The High Court of Justice on Monday encouraged four Sheikh Jarrah families to accept a compromise deal that would nullify eviction orders and allow them to remain in their east Jerusalem homes.
A three-hour debate in Jerusalem ended without any conclusion, however. The three-judge panel asked the families to consider an offer by which one member of each family would be granted lifetime protected tenancy on the property in exchange for annual payments of NIS 1,500.
“This is the practical solution,” said Judge Yitzhak Amit, who led most of the proceedings. “We recommend it precisely because... you do not want anyone to be thrown out of their home.”
Any compromise that was struck would be an “empty agreement,” said attorney Ilan Shemer, who represents the Nahalat Shimon Company, which owns the Sheikh Jarrah property where the families live.
“I have been handling this case for years, and they have not abided by any decision, so why do you think they would do so now?” he asked.
The families’ previous refusal to pay a minimal amount of rent due on the property had led to the decision to evict them, Shemer said.
This case is so old that there is not a judge in Jerusalem who has not dealt with it, he said.
Attorney Sami Ersheid, who represents the four Sheikh Jarrah families, said his clients feared that by accepting the status of “protected tenants,” they would have given up their ownership claims to the property.
He was not assuaged by assurances from the judges that the designation of protected tenancy and the rental would not prejudice any further legal proceedings with respect to property rights.
“The parties did not reach any compromise or conclusions,” Ersheid said after the hearing.
“The judges heard our arguments... and we are waiting for a decision that might come today or tomorrow or in the coming days,” he told dozens of reporters who crowded around him.

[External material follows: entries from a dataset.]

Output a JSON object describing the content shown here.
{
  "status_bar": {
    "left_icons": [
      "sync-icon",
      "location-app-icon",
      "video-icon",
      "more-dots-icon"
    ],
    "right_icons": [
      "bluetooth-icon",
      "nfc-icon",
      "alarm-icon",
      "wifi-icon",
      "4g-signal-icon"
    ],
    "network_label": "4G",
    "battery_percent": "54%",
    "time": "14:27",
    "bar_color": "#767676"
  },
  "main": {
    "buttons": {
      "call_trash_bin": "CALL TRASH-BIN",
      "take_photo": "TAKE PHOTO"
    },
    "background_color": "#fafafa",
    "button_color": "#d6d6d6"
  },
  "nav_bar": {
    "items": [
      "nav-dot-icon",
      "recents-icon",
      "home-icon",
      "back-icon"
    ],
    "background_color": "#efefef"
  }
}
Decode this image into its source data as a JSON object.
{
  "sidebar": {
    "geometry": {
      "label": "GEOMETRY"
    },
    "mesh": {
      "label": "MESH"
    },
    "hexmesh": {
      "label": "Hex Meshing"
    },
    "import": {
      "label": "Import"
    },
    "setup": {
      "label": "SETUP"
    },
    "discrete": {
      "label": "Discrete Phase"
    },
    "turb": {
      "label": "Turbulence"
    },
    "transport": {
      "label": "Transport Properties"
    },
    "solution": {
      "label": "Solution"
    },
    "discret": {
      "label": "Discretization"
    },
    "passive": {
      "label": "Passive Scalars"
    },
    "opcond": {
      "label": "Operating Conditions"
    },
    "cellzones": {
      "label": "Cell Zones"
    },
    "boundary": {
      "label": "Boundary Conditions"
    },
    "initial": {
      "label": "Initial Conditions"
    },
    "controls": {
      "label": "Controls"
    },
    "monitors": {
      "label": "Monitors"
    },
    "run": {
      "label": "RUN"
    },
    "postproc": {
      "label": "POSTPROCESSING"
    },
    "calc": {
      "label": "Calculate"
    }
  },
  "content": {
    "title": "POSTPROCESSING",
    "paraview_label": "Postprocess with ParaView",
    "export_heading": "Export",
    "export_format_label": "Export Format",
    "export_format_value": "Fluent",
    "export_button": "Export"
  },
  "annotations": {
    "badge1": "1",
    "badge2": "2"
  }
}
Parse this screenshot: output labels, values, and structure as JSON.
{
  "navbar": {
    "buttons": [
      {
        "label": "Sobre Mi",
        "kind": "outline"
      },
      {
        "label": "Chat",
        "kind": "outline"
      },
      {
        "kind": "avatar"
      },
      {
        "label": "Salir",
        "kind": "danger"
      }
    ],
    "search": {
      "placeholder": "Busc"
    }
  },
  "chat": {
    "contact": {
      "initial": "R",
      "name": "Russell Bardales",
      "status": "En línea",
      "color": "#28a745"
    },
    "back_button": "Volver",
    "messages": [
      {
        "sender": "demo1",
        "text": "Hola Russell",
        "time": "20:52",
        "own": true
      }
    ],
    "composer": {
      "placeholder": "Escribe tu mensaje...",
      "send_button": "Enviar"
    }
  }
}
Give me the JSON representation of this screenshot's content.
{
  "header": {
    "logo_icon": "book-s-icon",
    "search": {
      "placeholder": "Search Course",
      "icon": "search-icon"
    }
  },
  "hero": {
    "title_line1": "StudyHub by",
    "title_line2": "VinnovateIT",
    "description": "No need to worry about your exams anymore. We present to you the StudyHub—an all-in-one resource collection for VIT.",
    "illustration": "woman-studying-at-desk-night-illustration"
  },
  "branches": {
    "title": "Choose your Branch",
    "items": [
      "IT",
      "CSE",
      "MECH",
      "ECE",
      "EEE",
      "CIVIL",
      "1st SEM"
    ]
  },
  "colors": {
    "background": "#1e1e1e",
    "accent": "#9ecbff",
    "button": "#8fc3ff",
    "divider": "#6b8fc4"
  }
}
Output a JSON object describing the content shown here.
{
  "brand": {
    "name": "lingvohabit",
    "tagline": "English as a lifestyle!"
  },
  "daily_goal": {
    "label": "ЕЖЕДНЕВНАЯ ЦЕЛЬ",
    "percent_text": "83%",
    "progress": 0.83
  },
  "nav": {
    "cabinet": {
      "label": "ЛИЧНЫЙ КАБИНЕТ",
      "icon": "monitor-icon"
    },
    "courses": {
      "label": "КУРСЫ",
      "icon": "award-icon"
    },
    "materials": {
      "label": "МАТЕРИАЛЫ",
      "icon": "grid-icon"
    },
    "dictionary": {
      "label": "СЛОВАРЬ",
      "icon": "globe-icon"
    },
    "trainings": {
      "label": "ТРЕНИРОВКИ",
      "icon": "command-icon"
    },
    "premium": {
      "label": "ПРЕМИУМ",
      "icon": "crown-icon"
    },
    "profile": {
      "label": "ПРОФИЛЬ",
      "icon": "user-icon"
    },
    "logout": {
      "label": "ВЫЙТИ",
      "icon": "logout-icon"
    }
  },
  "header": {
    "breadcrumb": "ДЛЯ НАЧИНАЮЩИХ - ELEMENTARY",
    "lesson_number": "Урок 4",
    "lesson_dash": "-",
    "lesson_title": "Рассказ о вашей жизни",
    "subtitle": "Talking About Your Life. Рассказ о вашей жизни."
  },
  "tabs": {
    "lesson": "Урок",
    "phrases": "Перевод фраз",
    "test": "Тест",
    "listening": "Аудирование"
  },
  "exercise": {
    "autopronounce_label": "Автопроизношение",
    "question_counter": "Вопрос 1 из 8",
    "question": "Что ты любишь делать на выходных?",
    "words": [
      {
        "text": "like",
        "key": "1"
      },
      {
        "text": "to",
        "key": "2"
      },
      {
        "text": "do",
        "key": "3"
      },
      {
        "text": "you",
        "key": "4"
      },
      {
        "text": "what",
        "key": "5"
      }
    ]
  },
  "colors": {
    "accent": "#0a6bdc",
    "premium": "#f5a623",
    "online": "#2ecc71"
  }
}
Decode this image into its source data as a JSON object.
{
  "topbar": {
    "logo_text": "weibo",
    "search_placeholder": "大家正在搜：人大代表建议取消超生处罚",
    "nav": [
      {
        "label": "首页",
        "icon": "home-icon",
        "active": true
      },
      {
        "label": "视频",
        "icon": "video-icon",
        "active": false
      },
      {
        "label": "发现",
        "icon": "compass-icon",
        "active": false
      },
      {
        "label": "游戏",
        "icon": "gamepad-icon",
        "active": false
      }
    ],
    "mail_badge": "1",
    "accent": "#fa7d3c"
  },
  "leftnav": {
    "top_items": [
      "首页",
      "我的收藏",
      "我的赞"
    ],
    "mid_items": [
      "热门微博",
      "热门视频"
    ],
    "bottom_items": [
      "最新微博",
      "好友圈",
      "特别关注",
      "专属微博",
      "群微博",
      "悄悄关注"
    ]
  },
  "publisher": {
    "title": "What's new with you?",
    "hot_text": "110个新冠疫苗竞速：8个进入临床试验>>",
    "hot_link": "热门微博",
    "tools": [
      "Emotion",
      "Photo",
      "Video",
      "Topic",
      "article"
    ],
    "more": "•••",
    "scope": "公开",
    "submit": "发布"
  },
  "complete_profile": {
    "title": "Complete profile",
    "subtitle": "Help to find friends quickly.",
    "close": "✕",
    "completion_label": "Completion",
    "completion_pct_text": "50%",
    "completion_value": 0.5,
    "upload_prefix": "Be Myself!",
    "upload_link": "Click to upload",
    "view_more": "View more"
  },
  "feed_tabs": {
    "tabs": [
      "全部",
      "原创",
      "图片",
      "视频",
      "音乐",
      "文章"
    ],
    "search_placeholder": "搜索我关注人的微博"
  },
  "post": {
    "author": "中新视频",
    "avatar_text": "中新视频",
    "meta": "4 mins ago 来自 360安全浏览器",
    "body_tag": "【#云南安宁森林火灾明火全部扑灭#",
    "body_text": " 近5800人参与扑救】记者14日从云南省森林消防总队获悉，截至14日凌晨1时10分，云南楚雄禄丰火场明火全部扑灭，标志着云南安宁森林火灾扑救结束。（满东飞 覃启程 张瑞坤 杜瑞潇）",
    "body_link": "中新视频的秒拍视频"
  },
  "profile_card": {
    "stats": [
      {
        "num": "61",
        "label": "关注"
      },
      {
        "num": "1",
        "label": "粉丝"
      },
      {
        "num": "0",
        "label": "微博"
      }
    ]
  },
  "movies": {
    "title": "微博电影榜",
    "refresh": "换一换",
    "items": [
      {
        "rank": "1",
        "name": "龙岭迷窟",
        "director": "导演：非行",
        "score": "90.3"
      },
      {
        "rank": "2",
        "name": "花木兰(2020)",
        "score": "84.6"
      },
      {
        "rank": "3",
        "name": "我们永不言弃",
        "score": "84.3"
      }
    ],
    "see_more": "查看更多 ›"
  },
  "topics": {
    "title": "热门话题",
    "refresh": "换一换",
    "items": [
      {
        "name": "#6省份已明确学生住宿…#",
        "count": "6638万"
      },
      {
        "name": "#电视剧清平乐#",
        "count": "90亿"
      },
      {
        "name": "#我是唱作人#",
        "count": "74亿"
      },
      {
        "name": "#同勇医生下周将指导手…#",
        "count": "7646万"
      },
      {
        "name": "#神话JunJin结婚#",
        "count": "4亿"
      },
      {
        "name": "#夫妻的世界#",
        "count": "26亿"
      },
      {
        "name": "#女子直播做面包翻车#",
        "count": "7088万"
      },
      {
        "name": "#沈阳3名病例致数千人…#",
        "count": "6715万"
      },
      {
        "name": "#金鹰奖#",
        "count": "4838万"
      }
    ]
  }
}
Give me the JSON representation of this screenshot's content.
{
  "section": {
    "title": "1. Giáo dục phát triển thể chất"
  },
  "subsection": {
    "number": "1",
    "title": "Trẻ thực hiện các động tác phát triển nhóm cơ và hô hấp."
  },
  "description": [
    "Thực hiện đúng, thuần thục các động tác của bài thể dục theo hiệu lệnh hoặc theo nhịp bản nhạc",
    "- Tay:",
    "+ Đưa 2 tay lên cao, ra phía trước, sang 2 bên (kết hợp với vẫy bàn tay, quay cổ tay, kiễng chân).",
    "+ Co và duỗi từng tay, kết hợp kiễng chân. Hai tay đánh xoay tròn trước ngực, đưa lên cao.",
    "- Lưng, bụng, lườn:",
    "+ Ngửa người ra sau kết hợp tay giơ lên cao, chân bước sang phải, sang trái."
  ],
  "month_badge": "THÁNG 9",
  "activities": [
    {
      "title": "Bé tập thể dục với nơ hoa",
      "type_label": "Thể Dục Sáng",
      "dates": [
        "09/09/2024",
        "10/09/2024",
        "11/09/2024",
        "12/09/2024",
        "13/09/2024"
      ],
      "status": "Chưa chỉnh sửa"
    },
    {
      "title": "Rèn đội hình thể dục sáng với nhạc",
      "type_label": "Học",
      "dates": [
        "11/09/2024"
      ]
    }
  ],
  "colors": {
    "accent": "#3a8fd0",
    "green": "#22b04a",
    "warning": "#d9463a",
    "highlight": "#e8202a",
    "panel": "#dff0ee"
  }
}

A second hearing might be held, Ersheid said. Should the compromise move forward, he would have to inform the court who would receive the protected tenancy.
The High Court is the last venue of appeal for the families, who have received two lower-court rulings that allow for their eviction.
Their case is considered precedent-setting for the additional 24 families in their neighborhood who are in the midst of similar legal battles.
The case has garnered international attention, including from the United States, the United Nations and the European Union. Fear of the Palestinians’ eviction helped spark the 11-day Gaza war in May, with Hamas claiming that it had to defend Jerusalem.
A number of diplomats were in court to observe the proceedings, as were some Israeli politicians, including Joint List MK Ofer Cassif, who has been very vocal in support of the Palestinians.
The diplomatic community, the Israeli Left and the Palestinians have framed the issue as an attempt by the Israeli Right to increase the Jewish presence in Jerusalem by evicting Palestinians who have residency rights in the city but who lack Israeli citizenship.
At issue is a property battle between the Nahalat Shimon Company, which owns property that once belonged to the Sephardi Community Council and the Ashkenazi General Council prior to the 1948 War of Independence.
It has asserted ownership based on land documents that predate the War of Independence and that were legally reactivated in 1972 in the aftermath of the Six Day War.
During the War of Independence, Jews fled the Sheikh Jarrah neighborhood, also known as Shimon HaTzadik in honor of the Second Temple-era high priest who is buried there.
They were replaced by Palestinians who fled from west Jerusalem, Haifa and Jaffa.
In the 1950s, the Jordanian government offered 28 families homes in that neighborhood if they would relinquish their refugee status.
But the Jordanians never registered the property in their names. These families are also prevented by Israeli law from pursuing property claims to property they owned within sovereign Israel.
In advance of Monday’s hearing, Ersheid and his co-counsel Husni Abu Hussein presented new documents to the court showing that the Jordanians had taken initial steps to register the property, but they did not complete the process prior to the Six Day War in 1967 when east Jerusalem passed from Jordanian to Israeli control.
The panel of three judges – Amit, Noam Sohlberg and Daphne Barak-Erez – attempted to bypass the thorny diplomatic and property issues and find a compromise that worked within the existing legal paradigm, according to which the Nahalat Shimon Company is the legally registered property owner, and the Palestinians are protected tenants.
Hussein and Ersheid said this paradigm was too narrow and asked the court to consider rescinding all past property rulings in the case dating back to 1972 so that the property status could be reexamined.
The judges paused the debate for 20 minutes to enable Hussein and Ersheid to speak with each other and confer with their clients. They asked the attorneys not to leave the courtroom.
Hussein and Ersheid spent the time surrounded by some 20 members of the four families to explain the situation to them in Arabic, being that no translation of the proceedings was provided.
Dozens of supporters and opponents of the families waited in the hallway outside, prevented from entering the packed courtroom due to lack of space. Others held a small protest outside, holding signs that said, “Sheikh Jarrah is Palestine.”